Sunday, April 29, 2012

Nixon's Attitude Problem

Whatever crimes Richard Nixon may have committed, his actual departure from the White House may have been due more to his attitude than to his technical legal guilt. Long before the Watergate scandal was uncovered, Nixon was known for having an "imperial presidency" - an distant attitude which did not play well with some segments of the electorate. This perceived elitism, in turn, made the public unwilling to "cut him some slack" when the Watergate scandal became known.

(Quick reference: the Watergate scandal arose from workers in Nixon's reelection campaign breaking into the offices of the Democrat National Committee, and from the subsequent effort to conceal this crime.)

Nixon committed crimes, and was made to pay the full price. By contrast, other presidents committed crimes equally serious, and perhaps more serious, and were able to escape the consequences. Why? Because Nixon failed to create the illusion of personal relationship with the American public - he failed to create the feeling, in the heart of the voters, that he was a "regular person" who was friendly and approachable. Such an impression - regardless of the reality - is important to the career of an elected politician, and the lack of this calming illusions left Nixon unprotected and left him facing the consequences of his actions.

By contrast, President Clinton was found guilty of perjury, and the government permanently removed his license to practice law - two stunning blows to a sitting president. But he remained in office. Why? His ability to project the image of a friendly, approachable "ordinary guy."

The contrast between Nixon - guilty of crimes and facing the consequences for them - and Clinton - guilty of arguable greater crimes, but given a "pass" by the public and largely shielded from the consequences of his actions - is great. Historian Barry Werth describes the "imperial" personality which ultimately cost Nixon his job:

On his last morning in power, President Richard Nixon arose in the predawn darkness after just a few hours of sleep. He ordered his favorite breakfast of poached eggs and corned-beef hash served to him, alone, in the Lincoln sitting room, the same room where twenty-two months earlier he had retreated by himself to watch on TV as he and Vice President Spiro Agnew were reelected in one of the greatest landslides in American history. The most inward, solitary, and reclusive of presidents - who paradoxically was determined to ensure that every word he spoke, and that was spoken to him, was recorded for history - Nixon to a rare degree determined exactly what he hoped to do and say in public beforehand, by himself, by filling yellow legal pads with notes, arguments, talking points, and exhortations to himself. In a few hours he would say good-bye to the people whom he most depended upon, and whom he'd most let down, betrayed, disappointed, and infuriated - his top administration, who'd served and defended him through the agonies of Watergate and Vietnam.

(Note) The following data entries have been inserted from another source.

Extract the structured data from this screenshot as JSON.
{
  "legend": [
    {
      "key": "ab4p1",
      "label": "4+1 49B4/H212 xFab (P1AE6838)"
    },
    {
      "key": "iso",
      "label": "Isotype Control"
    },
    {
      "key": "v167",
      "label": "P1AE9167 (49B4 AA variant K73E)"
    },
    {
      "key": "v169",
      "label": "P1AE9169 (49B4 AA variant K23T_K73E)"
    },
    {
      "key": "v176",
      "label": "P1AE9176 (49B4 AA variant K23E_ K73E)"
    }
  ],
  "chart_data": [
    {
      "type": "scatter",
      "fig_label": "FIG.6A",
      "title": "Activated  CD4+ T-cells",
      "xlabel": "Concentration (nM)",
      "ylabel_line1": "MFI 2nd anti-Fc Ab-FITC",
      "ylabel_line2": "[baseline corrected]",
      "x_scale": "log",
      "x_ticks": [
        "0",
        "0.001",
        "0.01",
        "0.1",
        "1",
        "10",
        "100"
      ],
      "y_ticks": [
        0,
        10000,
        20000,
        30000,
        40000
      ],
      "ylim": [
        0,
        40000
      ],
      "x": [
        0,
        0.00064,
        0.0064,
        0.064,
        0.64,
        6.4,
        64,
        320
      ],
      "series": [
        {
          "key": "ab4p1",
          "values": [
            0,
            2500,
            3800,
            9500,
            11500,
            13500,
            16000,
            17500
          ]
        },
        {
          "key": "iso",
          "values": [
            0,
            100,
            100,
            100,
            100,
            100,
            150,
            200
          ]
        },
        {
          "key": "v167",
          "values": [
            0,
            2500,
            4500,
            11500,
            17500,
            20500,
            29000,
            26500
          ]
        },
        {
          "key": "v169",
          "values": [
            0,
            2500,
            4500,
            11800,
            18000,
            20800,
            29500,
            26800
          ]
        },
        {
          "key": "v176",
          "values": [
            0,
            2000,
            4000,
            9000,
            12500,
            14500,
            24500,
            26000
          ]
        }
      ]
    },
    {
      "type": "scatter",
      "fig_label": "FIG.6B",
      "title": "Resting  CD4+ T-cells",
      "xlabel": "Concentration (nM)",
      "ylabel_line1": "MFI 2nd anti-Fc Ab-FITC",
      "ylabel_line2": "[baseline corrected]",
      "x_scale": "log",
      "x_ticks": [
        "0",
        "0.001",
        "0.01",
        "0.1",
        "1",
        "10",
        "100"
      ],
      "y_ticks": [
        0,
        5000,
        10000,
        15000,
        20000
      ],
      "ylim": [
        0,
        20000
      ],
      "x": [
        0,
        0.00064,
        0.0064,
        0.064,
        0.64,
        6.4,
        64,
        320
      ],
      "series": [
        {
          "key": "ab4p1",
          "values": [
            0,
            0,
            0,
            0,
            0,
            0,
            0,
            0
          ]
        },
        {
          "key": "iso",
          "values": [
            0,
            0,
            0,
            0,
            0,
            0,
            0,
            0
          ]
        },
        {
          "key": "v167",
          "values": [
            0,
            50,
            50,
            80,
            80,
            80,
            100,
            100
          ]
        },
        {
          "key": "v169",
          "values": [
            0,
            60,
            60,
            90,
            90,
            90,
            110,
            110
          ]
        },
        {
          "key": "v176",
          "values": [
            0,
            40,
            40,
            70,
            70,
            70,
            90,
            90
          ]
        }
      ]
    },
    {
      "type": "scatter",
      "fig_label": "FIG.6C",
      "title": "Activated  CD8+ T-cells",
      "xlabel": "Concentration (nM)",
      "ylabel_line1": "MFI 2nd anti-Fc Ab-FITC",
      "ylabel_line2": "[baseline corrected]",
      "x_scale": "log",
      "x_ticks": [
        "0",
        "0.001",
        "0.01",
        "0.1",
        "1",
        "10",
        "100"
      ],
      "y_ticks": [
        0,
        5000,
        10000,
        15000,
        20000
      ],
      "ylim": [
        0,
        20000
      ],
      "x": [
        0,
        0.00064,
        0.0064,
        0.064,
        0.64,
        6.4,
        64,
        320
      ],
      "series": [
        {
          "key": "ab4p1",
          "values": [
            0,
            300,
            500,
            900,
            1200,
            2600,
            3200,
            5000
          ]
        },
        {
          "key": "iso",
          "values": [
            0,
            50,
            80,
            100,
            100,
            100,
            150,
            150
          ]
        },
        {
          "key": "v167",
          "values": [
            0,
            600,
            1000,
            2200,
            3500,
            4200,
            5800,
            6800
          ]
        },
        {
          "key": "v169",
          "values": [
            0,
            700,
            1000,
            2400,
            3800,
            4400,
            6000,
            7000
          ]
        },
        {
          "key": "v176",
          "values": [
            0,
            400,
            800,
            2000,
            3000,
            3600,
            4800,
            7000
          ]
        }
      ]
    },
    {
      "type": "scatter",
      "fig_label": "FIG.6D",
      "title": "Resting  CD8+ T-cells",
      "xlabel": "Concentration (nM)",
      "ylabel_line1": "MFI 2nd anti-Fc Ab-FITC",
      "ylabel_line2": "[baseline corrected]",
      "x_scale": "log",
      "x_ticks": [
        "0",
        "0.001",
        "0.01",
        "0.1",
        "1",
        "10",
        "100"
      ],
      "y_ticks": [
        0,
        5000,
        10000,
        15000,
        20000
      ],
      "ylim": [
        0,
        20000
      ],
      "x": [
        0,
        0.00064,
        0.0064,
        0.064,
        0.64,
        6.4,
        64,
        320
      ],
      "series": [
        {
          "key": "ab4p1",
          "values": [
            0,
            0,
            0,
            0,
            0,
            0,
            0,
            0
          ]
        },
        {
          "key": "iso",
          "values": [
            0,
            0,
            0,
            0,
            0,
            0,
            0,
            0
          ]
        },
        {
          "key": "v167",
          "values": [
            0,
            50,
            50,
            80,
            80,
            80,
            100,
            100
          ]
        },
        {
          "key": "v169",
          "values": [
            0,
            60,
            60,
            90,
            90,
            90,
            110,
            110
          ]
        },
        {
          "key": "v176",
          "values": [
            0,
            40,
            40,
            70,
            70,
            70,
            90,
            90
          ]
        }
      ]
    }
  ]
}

Nixon's last breakfast as president was on Friday, August 9, 1974. He would resign from office later that day.

It is possible to paint a sympathetic picture of Nixon - the shy introvert who had accidentally hired some unethical leaders in his campaign. Whether or not such a picture is accurate - whether or not Nixon was the criminal we understand him to be - didn't really matter in the end. What mattered was Nixon's failure to charm the American people when he needed it most - a failure due, in part or in whole, to newspaper and television coverage motivated by his political enemies - by the Democrat party eager for Nixon's political demise. They got it.